The goal of the review was to provide the public and stakeholders with an opportunity to offer their input on possible improvements to the TIER system, as well as policy and regulatory changes to have TIER meet the updated federal benchmark criteria for 2023 to 2030 while achieving Alberta’s goals for the climate and economy.
As a result of this review and engagement period, announced December 14, 2022, the government of Alberta has made amendments to the TIER Regulation and the Administrative Penalty Regulation.
Supporting government of Alberta documentation includes:
To help you stay up to speed, we’ve provided a comparison of details in the June 2022 discussion document against the amendments that will come into effect January 1, 2023.
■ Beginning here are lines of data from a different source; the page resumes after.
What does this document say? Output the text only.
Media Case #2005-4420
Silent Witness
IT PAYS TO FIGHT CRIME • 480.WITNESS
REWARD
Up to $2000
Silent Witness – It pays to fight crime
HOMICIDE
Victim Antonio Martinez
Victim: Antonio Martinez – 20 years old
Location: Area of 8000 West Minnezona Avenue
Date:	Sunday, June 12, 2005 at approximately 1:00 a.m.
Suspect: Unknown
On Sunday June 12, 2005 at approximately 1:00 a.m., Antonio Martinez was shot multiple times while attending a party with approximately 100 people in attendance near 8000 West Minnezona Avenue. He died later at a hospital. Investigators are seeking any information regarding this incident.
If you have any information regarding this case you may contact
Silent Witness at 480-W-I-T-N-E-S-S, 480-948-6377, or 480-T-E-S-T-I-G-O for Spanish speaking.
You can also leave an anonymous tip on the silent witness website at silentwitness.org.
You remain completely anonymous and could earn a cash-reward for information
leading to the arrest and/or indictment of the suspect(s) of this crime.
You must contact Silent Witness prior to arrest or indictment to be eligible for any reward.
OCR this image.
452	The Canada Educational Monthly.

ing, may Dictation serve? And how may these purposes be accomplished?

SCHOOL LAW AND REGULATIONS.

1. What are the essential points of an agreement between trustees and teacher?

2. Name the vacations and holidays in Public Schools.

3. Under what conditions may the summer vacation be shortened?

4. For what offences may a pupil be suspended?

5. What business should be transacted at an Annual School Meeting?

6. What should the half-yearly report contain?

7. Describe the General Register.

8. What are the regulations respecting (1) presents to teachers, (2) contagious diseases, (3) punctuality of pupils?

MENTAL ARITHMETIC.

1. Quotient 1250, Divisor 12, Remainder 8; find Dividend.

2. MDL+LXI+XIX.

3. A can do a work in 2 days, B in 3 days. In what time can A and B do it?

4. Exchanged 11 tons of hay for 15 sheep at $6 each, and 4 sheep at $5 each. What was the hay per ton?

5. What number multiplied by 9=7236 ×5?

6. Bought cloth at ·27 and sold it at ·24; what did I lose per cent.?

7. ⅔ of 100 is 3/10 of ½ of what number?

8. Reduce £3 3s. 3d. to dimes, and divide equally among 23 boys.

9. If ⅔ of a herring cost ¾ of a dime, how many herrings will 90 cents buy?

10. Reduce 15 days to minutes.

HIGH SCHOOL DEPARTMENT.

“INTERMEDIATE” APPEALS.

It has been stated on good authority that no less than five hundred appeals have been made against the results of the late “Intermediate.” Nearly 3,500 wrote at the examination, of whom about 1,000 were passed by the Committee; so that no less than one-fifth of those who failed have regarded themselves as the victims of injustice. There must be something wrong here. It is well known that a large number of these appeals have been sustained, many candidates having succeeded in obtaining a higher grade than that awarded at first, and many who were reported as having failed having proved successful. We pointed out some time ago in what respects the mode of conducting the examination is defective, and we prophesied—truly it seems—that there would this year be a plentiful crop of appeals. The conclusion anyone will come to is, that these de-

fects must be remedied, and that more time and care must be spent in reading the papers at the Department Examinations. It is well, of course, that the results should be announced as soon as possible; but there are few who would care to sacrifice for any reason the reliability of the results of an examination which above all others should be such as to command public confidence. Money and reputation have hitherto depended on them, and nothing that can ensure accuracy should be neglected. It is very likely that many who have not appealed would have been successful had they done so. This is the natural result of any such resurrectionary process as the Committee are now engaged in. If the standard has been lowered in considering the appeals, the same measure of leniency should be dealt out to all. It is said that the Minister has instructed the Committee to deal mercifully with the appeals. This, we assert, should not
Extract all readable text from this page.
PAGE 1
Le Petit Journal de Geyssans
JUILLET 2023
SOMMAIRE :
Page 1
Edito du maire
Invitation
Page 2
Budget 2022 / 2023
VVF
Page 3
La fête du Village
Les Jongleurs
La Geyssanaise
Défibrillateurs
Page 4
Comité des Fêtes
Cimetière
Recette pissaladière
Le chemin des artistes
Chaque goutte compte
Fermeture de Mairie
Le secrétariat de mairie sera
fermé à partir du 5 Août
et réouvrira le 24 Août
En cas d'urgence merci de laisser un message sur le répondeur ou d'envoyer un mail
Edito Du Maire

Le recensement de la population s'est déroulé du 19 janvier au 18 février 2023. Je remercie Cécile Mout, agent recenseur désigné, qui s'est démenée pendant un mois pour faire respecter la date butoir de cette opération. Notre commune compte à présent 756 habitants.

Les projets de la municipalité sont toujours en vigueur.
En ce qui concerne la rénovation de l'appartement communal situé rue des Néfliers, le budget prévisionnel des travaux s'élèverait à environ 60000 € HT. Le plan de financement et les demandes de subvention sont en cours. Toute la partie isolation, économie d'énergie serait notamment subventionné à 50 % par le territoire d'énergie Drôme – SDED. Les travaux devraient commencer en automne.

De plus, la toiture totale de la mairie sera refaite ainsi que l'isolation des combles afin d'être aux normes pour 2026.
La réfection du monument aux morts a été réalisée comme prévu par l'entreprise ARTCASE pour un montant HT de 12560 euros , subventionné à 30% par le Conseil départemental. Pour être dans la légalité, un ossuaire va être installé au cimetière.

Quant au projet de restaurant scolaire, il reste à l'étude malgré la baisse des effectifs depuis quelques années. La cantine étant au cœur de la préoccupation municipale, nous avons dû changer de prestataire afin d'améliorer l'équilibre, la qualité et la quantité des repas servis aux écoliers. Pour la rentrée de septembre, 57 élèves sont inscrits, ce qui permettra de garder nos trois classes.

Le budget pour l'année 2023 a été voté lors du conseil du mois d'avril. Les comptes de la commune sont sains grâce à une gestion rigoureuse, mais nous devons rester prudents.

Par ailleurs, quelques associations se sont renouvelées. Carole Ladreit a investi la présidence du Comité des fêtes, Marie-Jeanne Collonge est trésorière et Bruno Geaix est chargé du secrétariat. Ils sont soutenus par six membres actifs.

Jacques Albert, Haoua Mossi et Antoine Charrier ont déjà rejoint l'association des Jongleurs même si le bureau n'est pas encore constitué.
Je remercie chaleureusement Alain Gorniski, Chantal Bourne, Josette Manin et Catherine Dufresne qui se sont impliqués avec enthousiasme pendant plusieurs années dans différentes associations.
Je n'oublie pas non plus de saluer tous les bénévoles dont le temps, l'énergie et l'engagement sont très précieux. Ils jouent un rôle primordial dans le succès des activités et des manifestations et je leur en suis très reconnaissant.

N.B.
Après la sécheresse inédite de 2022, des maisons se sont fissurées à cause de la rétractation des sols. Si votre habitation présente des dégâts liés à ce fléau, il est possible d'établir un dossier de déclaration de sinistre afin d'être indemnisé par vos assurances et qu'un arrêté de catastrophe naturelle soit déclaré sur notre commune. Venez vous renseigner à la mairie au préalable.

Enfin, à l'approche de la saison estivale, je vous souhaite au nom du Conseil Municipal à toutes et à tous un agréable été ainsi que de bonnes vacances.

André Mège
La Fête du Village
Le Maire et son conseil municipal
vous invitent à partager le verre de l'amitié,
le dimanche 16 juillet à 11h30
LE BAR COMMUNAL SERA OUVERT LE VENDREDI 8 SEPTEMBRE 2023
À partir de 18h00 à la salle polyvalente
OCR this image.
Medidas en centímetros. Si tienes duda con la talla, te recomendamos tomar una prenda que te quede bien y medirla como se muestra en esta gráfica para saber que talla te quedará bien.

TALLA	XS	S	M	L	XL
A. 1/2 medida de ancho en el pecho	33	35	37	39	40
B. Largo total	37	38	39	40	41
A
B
Criteria target | Proposed June 17, 2022 | Effective January 1, 2023 |
Carbon price | TIER fund price to follow the annual minimum national carbon pollution price from 2023 to 2030. | The Ministerial Order establishing the TIER fund price for 2023 through 2030 increasing from $65 to $170 in $15 annual increments will be released shortly. |
Common scope | Includes emissions from venting, flaring, and fugitives in the total regulated emissions and the potential for free allocations provided to aggregate facilities. | Includes flaring emissions in regulated emissions for aggregate oil and gas facilities. |
Stringency | A facility may opt in to the regulation if it competes directly with a facility covered by the regulation or has greater than 2,000 tonnes CO2e per year and belongs to an EITE. | Opt-In threshold for emissions-intensive and trade-exposed industry is 2,000 tonnes CO2e/year. |
Stringency | Reduce FSBs and HPBs at a rate of 2% per year. Tightening rates would not apply to the non-tightening portion of the calculations, which includes industrial process emissions. | A 2% annual tightening rate will apply to facility-specific benchmarks and high performance benchmarks. For oil sands mining, in situ and upgrading, the annual tightening rate is 4% in 2029 and 2030. In early 2023, Environment and Protected Areas will be releasing updates to TIER standards and Ministerial Orders to establish additional high performance benchmarks. |
Stringency | Eligible facilities are assigned a compliance cost containment allocation benchmark (BCCA) for a three- to five-year period based on economic hardship at the time of application in addition to credit use limit being removed. BCCAs are tapered over the three- to five-year period, incrementally returning to emission allocations that would have been assigned to the facility in absence of the cost containment program. Removal of the credit use limit would still apply. Facilities that enter the regulation after January 1, 2023, are ineligible for the cost containment program. | The Cost Containment Program remains and changes include setting a supplemental benchmark on entry to the program as well as enabling sites in the program to earn emission performance credits. |
Carbon price signal | Credit-use limit to be increased from 60% and can be flexible to adjust to market dynamics (mechanism to establish credit-use limit TBD, if passed). | The credit usage limit is 60% in 2023, 70% in 2024, 80% in 2025, and 90% in 2026 and onward. |
Carbon price signal | Reducing the credit expiry period for both EPCs and emission offsets, starting with credits generated after December 31, 2022. | Emission performance credit and emission offset credit expiry is five years. |
Carbon price signal | Allow only one emission offset to be generated for each sequestered tonne of CO2e emissions, regardless of the TIER fund price. CCUS emission offsets (saline aquifer sequestration and EOR) could be converted to a new class in the year of creation and would be directly deducted from total regulated emissions of the capturing facility. | Sequestration credits and capture recognition tonnes are established as new instruments. Sequestration credits enable recognition under the Clean Fuel Regulations. Capture recognition tonnes also enable large emitters and opt-in facilities to reduce sequestered emissions from total regulated emissions at carbon capture sites. |
Carbon price signal | CO2 emissions generated from the combustion, decomposition, or fermentation of biomass from plant materials and animal waste, which are sent off-site to be geologically sequestered, are reported, but not included in the exported CO2. | The biomass emissions definition has changed and excludes biomass emissions from the calculation of exported CO2. |
Stringency | N/A | The TIER Regulation is in effect through 2030, and includes a commitment to review it by the end of 2026. |
In January 2023, the government of Alberta will host an information session in Calgary (aiming to enable virtual participation) for regulated facilities and carbon offset project developers on the changes detailed in the TIER Amendment Regulation and standards. Registration details for the session will be emailed by the government of Alberta in early January.